Hi Justin,

I have considered this - I saw it set up on someone's laptop at DrupalCon Paris and it seemed like a great idea, not least because it allowed for website testing in multiple virtualised platforms.

I guess what I'd like to do is set up Ubuntu Server in Virtualbox, set up Drupal on that server, and then access it both from the native Mac environment, Windows 7 running on Virtualbox and Windows XP running on Parallels. I'm cool with setting up the virtual machines and there are doubtless loads of good tutorials on how to set up D7 on Ubuntu Server. It would be great to get some help - or pointers to good tutorials - on how to interconnect the Virtualbox VM with both the native Mac OS X and the virtualised Windows installations, so that the Ubuntu Server VM looks like a server from those platforms - i.e., so I can access it via an IP address in a browser, and connect to it via SSH, FTP etc. Any help you can give on this would be great.

Thanks!

--Jim

2009/10/16 justin randell <justin.randell@gmail.com>
hi,

On Thu, Oct 15, 2009 at 4:18 PM, James Benstead
> Hi Josh,
>
> Thanks for this, and for your help on the forums in trying to get DAMP
> working for me - it certainly seems to offer really useful features, so I'll
> persevere with getting it to work on my Mac.

a bit late in the game, but just to throw in another approach.
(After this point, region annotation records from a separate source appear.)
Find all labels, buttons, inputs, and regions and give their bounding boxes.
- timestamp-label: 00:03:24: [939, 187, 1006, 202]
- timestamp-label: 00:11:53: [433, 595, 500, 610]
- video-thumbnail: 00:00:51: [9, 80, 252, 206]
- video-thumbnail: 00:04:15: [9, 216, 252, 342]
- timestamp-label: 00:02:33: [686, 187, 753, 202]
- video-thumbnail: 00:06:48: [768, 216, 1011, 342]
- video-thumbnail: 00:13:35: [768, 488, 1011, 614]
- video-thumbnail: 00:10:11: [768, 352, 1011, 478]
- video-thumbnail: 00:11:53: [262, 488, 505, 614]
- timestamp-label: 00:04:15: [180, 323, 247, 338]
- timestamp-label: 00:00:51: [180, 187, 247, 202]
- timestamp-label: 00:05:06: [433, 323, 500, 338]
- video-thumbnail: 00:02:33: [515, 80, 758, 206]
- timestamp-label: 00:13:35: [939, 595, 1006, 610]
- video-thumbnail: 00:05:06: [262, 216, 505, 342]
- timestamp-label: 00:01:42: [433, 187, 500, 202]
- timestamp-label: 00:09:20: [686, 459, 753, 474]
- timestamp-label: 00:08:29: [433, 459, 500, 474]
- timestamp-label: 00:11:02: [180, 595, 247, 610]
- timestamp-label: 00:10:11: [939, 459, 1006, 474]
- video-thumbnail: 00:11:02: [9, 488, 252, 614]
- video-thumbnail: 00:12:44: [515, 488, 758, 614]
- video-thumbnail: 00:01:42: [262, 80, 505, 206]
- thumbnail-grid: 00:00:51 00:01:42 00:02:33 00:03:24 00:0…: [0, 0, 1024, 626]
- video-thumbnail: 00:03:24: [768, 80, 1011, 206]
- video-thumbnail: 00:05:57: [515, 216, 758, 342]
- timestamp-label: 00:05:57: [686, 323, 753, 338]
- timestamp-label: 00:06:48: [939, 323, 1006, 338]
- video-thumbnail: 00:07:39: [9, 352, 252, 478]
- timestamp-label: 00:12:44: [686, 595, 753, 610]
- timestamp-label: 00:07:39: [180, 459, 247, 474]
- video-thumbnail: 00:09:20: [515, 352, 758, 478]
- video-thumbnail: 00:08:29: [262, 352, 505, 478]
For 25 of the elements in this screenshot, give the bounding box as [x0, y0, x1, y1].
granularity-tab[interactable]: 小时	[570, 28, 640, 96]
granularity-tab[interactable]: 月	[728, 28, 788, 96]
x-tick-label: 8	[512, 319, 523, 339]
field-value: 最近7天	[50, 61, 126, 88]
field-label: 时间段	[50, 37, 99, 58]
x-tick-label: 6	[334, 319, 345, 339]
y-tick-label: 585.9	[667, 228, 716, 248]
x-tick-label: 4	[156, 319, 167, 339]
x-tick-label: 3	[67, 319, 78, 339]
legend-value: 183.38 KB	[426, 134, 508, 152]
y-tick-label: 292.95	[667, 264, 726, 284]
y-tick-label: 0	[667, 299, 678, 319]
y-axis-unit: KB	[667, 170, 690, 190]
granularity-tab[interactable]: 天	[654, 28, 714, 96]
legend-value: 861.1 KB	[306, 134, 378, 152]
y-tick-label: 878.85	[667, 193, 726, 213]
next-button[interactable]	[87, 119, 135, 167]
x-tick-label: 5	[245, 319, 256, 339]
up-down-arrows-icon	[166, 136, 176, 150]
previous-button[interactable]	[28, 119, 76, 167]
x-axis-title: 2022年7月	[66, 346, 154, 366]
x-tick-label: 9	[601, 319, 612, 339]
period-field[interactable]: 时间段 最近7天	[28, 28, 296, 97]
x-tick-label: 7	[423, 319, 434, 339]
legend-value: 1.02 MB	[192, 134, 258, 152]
have you thought about using a linux virtual machine via virtualbox
(or similar)? you can then target the platform (and distro if you need
to) that your code is most likely to run on without regard for your
desktop environment. its also straight forward to share the files from
or to the VM, so you can edit them as if they were local on your
desktop.

if you're interested in any more specifics, i'd be happy to help out.